Hier könnte das BMZ seinen Prinzipien zur Anwendung verhelfen und deutschen Akteure auf die Finger schauen. Aber gerade dieser Blick nach innen wird im Papier ausgeklammert. Und Rückfragen dazu werden mit Schweigen beantwortet wie auf der internationalen Konferenz Politik gegen Hunger im Dezember 2011 in Berlin, als die Staatssekretärin Gudrun Kopp eine solche Frage aus dem Plenum nicht beantwortete. FIAN beispielsweise fordert seit zwei Jahren, dass die Bundesregierung in einem ersten Schritt ein Register deutscher Akteure anlegt.

Mit keiner Silbe erwähnt wird auch die negative Rolle der deutschen und europäischen Agrartreibstoffpolitik, die diese Jagd nach Land enorm anheizt. Fehlanzeige auch bei der negativen Rolle der Investitionsschutzpolitik Deutschlands und Europas, durch die Investoren de-facto höheren Schutz genießen als die Menschen vor Ort.

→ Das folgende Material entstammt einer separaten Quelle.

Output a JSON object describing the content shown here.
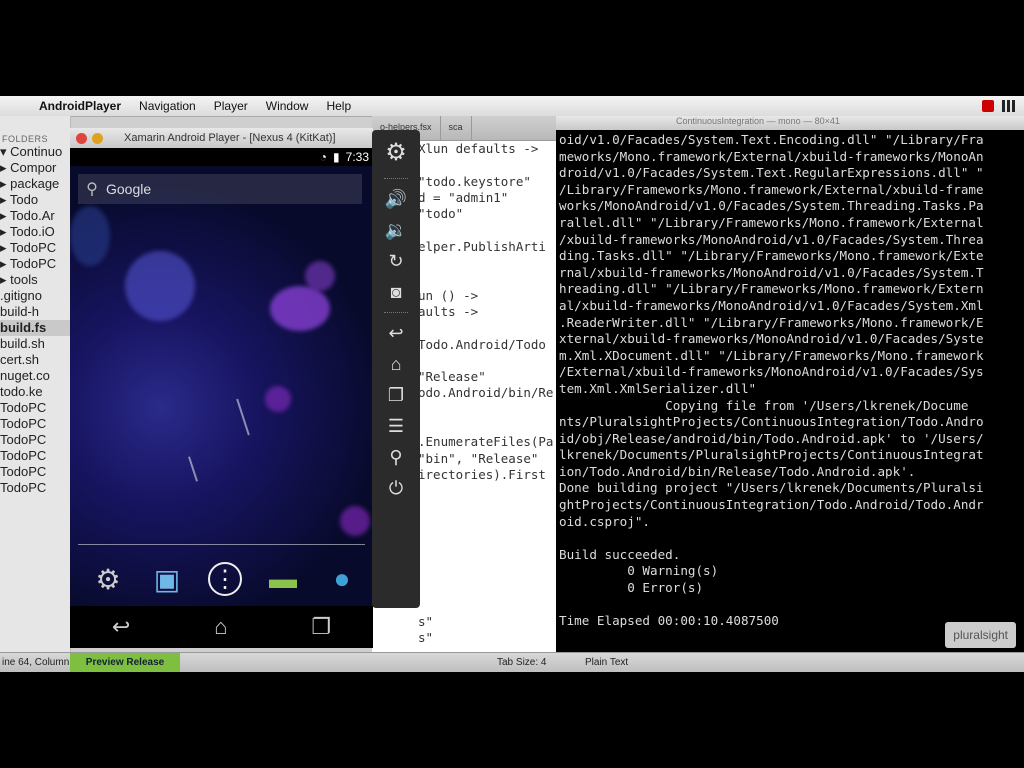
{
  "menubar": {
    "app": "AndroidPlayer",
    "menus": [
      "Navigation",
      "Player",
      "Window",
      "Help"
    ]
  },
  "sidebar": {
    "folders_label": "FOLDERS",
    "items": [
      "▾ Continuo",
      "▸ Compor",
      "▸ package",
      "▸ Todo",
      "▸ Todo.Ar",
      "▸ Todo.iO",
      "▸ TodoPC",
      "▸ TodoPC",
      "▸ tools",
      ".gitigno",
      "build-h",
      "build.fs",
      "build.sh",
      "cert.sh",
      "nuget.co",
      "todo.ke",
      "TodoPC",
      "TodoPC",
      "TodoPC",
      "TodoPC",
      "TodoPC",
      "TodoPC"
    ]
  },
  "editor": {
    "tabs": [
      "o-helpers.fsx",
      "sca"
    ],
    "lines": [
      "Xlun defaults ->",
      "",
      "\"todo.keystore\"",
      "d = \"admin1\"",
      "\"todo\"",
      "",
      "elper.PublishArti",
      "",
      "",
      "un () ->",
      "aults ->",
      "",
      "Todo.Android/Todo",
      "",
      "\"Release\"",
      "odo.Android/bin/Re",
      "",
      "",
      ".EnumerateFiles(Pa",
      "\"bin\", \"Release\"",
      "irectories).First",
      "",
      "",
      "",
      "",
      "",
      "",
      "",
      "",
      "s\"",
      "s\""
    ]
  },
  "player": {
    "title": "Xamarin Android Player - [Nexus 4 (KitKat)]",
    "time": "7:33",
    "search_placeholder": "Google"
  },
  "terminal": {
    "title": "ContinuousIntegration — mono — 80×41",
    "lines": [
      "oid/v1.0/Facades/System.Text.Encoding.dll\" \"/Library/Fra",
      "meworks/Mono.framework/External/xbuild-frameworks/MonoAn",
      "droid/v1.0/Facades/System.Text.RegularExpressions.dll\" \"",
      "/Library/Frameworks/Mono.framework/External/xbuild-frame",
      "works/MonoAndroid/v1.0/Facades/System.Threading.Tasks.Pa",
      "rallel.dll\" \"/Library/Frameworks/Mono.framework/External",
      "/xbuild-frameworks/MonoAndroid/v1.0/Facades/System.Threa",
      "ding.Tasks.dll\" \"/Library/Frameworks/Mono.framework/Exte",
      "rnal/xbuild-frameworks/MonoAndroid/v1.0/Facades/System.T",
      "hreading.dll\" \"/Library/Frameworks/Mono.framework/Extern",
      "al/xbuild-frameworks/MonoAndroid/v1.0/Facades/System.Xml",
      ".ReaderWriter.dll\" \"/Library/Frameworks/Mono.framework/E",
      "xternal/xbuild-frameworks/MonoAndroid/v1.0/Facades/Syste",
      "m.Xml.XDocument.dll\" \"/Library/Frameworks/Mono.framework",
      "/External/xbuild-frameworks/MonoAndroid/v1.0/Facades/Sys",
      "tem.Xml.XmlSerializer.dll\"",
      "              Copying file from '/Users/lkrenek/Docume",
      "nts/PluralsightProjects/ContinuousIntegration/Todo.Andro",
      "id/obj/Release/android/bin/Todo.Android.apk' to '/Users/",
      "lkrenek/Documents/PluralsightProjects/ContinuousIntegrat",
      "ion/Todo.Android/bin/Release/Todo.Android.apk'.",
      "Done building project \"/Users/lkrenek/Documents/Pluralsi",
      "ghtProjects/ContinuousIntegration/Todo.Android/Todo.Andr",
      "oid.csproj\".",
      "",
      "Build succeeded.",
      "         0 Warning(s)",
      "         0 Error(s)",
      "",
      "Time Elapsed 00:00:10.4087500"
    ],
    "watermark": "pluralsight"
  },
  "statusbar": {
    "position": "ine 64, Column",
    "preview_button": "Preview Release",
    "tab_size": "Tab Size: 4",
    "syntax": "Plain Text"
  },
  "colors": {
    "accent_green": "#7fbf3f",
    "terminal_bg": "#000000",
    "android_bg": "#171460"
  }
}
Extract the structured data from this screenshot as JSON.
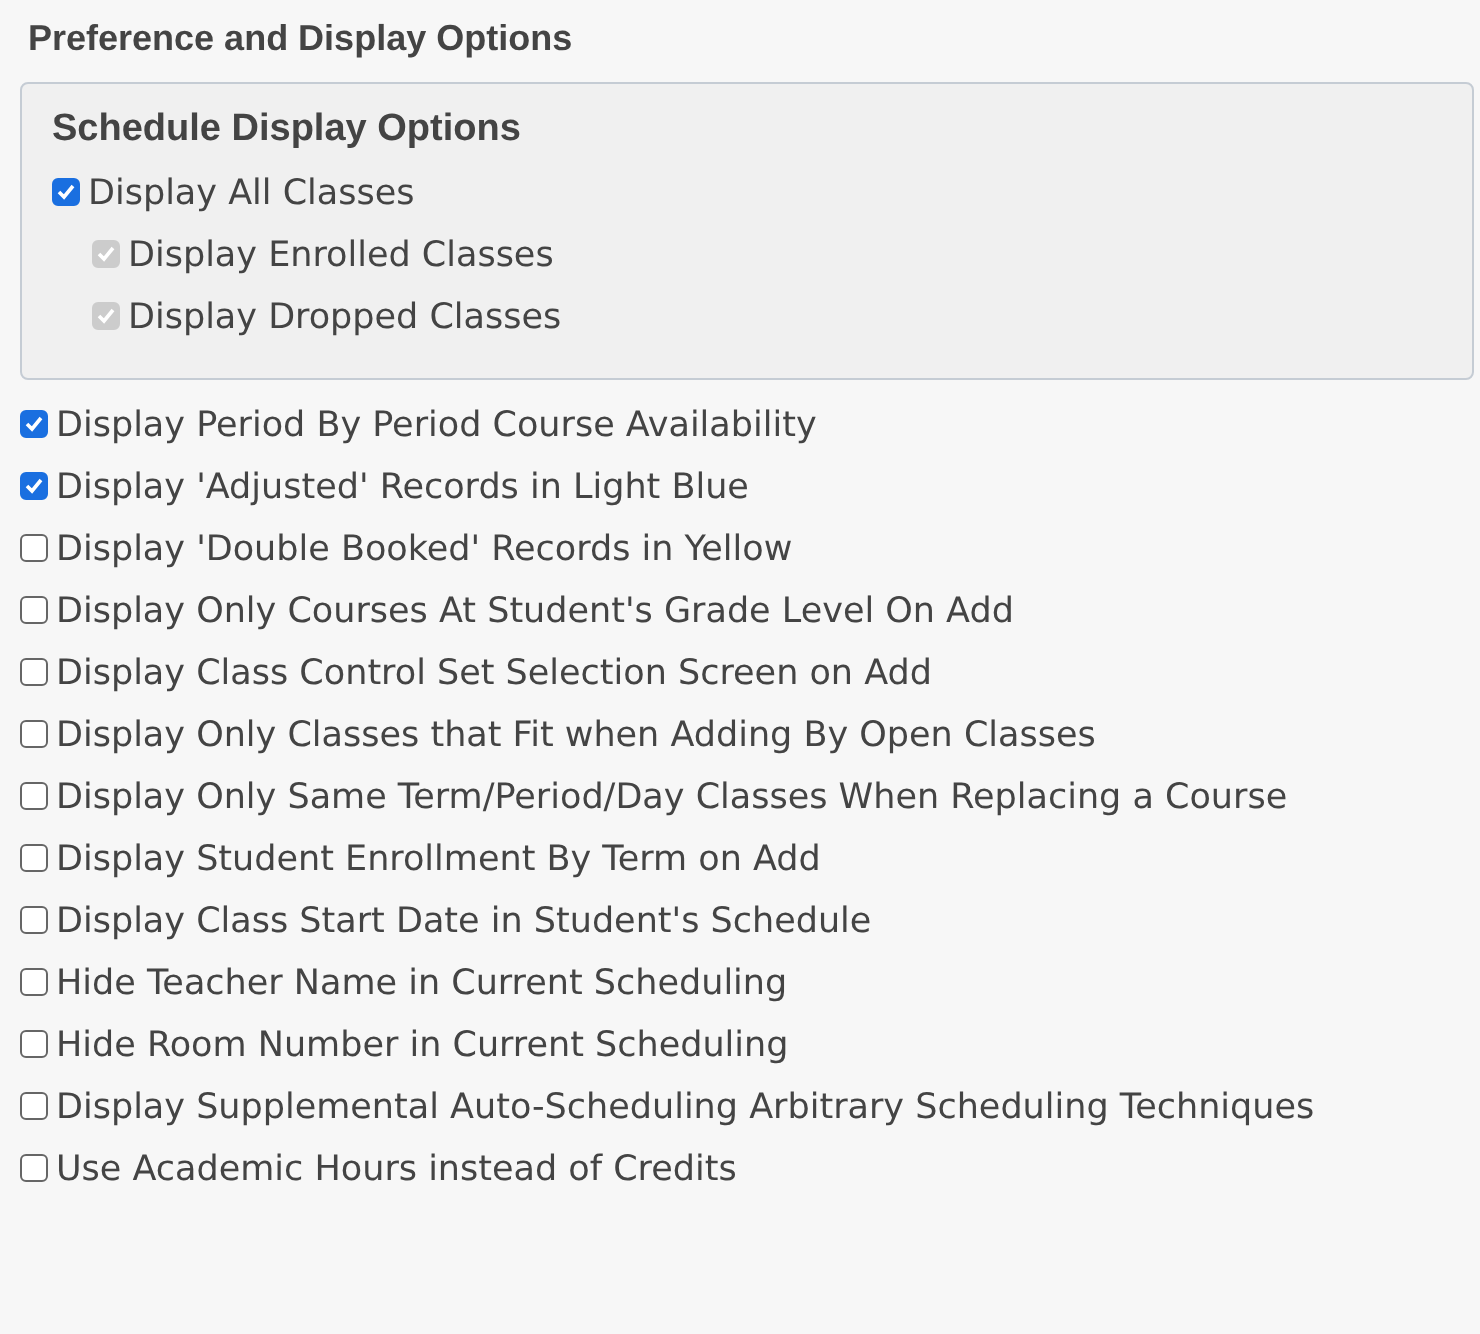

Also Verantwortung überall, nur nicht bei uns selbst? Durch das Schweigen zu diesen Themen wird implizit die Mitverantwortung bestritten und die Regulierung der Investoren den „Zielländern der Investitionen und insbesondere ihren Regierungen“ allein überlassen. Gleichzeitig hebt das Papier die „schwachen Governance-Strukturen“ der Zielländer hervor und widerlegt damit den Ansatz, die Regulierung diesen Ländern aufzuerlegen.

 

Fazit: Ausklammern der Gerechtigkeitsfrage

Letztendlich stellt sich das Papier nicht dem entwicklungspolitischen Kernproblem, das hinter dem Land Grabbing steht. Strukturelle Implikationen wie die Verschärfung der Verteilungsungerechtigkeit und weitere Konzentration von Land und damit Macht, die eine zentrale Ursache für den weltweiten Hunger sind, werden nicht angesprochen. Die Idee, „das Investitionsinteresse in eine Richtung zu lenken, bei der es nur Gewinner, aber keine Verlierer gibt“, klingt schön, ist aber angesichts des Ausklammerns dieser zentralen Fragen und der Lebenswirklichkeit vor Ort nicht realistisch. Bleibt zu hoffen, dass wenigstens positive, konkrete Einzelaspekte wie die Förderung der Durchführung von menschenrechtlichen Risikoprüfungen (Human Rights Impact Assessment) durch das Ministerium aktiv vorangetrieben werden. (6.200 Zeichen)

Roman Herre, Agrarreferent bei FIAN Deutschland, formuliert in diesem Beitrag seine persönliche Einschätzung.